Running a jazz club is one of the most difficult businesses in the world, anyone who’s familiar with it will tell you. How does Portland improve and support its jazz scene?
More venues, say most musicians, with bigger and more-motivated-to-attend audiences would help. Entrepreneurial spirit, leadership and places that allow people to hang out. Here’s what a few have to say.
Dan Balmer, longtime Portland jazz guitarist and Lewis & Clark music teacher: “We could use another venue or two to create more opportunities for musicians and fans. Jo Bar and Jack London and other places DO present music and people need to make the effort to support them.”
Chris Brown, Portland drummer: “Musicians need to get more involved and see the business side of things. We need people capable of seeing things that others can’t.
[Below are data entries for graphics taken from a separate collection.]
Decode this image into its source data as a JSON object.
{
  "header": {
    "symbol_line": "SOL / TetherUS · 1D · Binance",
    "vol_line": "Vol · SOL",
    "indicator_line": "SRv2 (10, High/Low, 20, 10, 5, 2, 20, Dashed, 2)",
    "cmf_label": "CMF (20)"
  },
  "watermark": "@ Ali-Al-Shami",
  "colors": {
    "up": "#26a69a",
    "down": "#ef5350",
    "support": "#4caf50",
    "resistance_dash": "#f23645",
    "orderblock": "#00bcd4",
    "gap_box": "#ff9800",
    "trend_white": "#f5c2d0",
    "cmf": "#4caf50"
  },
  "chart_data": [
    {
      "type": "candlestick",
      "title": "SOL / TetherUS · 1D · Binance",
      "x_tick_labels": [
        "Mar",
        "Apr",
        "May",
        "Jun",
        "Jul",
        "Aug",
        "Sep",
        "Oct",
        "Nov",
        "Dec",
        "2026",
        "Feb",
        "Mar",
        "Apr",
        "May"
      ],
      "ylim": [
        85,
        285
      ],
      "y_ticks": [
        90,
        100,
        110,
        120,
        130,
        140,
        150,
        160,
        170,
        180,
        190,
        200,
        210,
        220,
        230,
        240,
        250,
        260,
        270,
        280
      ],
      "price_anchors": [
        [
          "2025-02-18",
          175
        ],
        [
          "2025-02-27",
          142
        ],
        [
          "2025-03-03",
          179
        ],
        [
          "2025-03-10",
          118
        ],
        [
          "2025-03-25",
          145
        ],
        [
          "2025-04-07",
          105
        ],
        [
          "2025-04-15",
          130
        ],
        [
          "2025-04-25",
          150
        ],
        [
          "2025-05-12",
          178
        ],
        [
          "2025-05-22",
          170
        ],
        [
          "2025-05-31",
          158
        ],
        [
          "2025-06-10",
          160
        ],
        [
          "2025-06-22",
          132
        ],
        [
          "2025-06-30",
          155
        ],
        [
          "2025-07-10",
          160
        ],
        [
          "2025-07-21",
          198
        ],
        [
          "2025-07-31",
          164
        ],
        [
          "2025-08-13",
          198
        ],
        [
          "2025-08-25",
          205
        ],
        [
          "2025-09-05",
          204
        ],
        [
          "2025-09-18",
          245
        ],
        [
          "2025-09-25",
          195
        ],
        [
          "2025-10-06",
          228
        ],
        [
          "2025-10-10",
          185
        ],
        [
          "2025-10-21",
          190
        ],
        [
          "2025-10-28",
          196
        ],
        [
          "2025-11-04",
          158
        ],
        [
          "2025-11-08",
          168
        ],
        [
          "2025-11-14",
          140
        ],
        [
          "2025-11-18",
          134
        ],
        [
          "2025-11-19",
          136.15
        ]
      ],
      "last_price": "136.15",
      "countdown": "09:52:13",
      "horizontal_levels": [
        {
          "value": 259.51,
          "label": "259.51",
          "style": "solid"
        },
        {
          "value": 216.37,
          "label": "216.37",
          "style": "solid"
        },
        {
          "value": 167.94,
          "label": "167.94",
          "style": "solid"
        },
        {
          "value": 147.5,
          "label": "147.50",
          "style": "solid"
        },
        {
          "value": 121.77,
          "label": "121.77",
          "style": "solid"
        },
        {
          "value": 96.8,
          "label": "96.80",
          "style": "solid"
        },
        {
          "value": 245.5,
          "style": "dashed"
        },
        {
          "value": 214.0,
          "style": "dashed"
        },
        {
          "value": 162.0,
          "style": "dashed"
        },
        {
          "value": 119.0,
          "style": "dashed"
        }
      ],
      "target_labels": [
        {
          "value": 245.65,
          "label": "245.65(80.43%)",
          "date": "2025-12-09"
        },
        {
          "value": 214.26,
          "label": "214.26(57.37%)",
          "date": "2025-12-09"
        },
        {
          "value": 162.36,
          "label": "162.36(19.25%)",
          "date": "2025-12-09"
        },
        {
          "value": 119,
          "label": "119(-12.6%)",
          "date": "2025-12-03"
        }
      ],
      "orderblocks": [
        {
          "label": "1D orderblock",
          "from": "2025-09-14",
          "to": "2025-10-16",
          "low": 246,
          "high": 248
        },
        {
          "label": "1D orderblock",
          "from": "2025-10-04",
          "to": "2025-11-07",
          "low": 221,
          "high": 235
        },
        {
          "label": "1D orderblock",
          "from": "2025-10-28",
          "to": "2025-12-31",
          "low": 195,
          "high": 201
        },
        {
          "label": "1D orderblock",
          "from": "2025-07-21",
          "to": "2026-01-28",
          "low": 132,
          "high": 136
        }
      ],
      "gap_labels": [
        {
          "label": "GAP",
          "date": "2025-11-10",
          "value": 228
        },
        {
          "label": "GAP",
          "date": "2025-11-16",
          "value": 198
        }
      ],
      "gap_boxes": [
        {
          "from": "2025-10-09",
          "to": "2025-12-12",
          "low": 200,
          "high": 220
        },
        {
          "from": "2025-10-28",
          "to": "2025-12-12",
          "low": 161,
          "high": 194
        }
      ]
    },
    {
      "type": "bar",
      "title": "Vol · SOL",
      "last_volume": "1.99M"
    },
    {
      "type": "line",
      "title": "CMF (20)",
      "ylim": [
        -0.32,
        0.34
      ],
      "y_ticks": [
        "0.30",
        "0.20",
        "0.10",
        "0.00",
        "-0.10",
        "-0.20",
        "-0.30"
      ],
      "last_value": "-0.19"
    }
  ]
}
We have to pull ourselves up and out of whatever mess we find ourselves in. When things are at the lowest, the real leaders emerge.”
George Colligan, Portland jazz musician and PSU teacher: “If you can create a place where people like to go, then it’s not so much about who’s playing, people will be there regardless. It gives a chance to try some different things musically rather than going for obvious commerciality.”
And finally, Portland needs innovative community leaders to start jazz clubs, but also leaders who are savvy about the ins and outs and ups and downs of jazz programming as well as conscientious about the bottom line of food and beverage costs. Who is going to step up?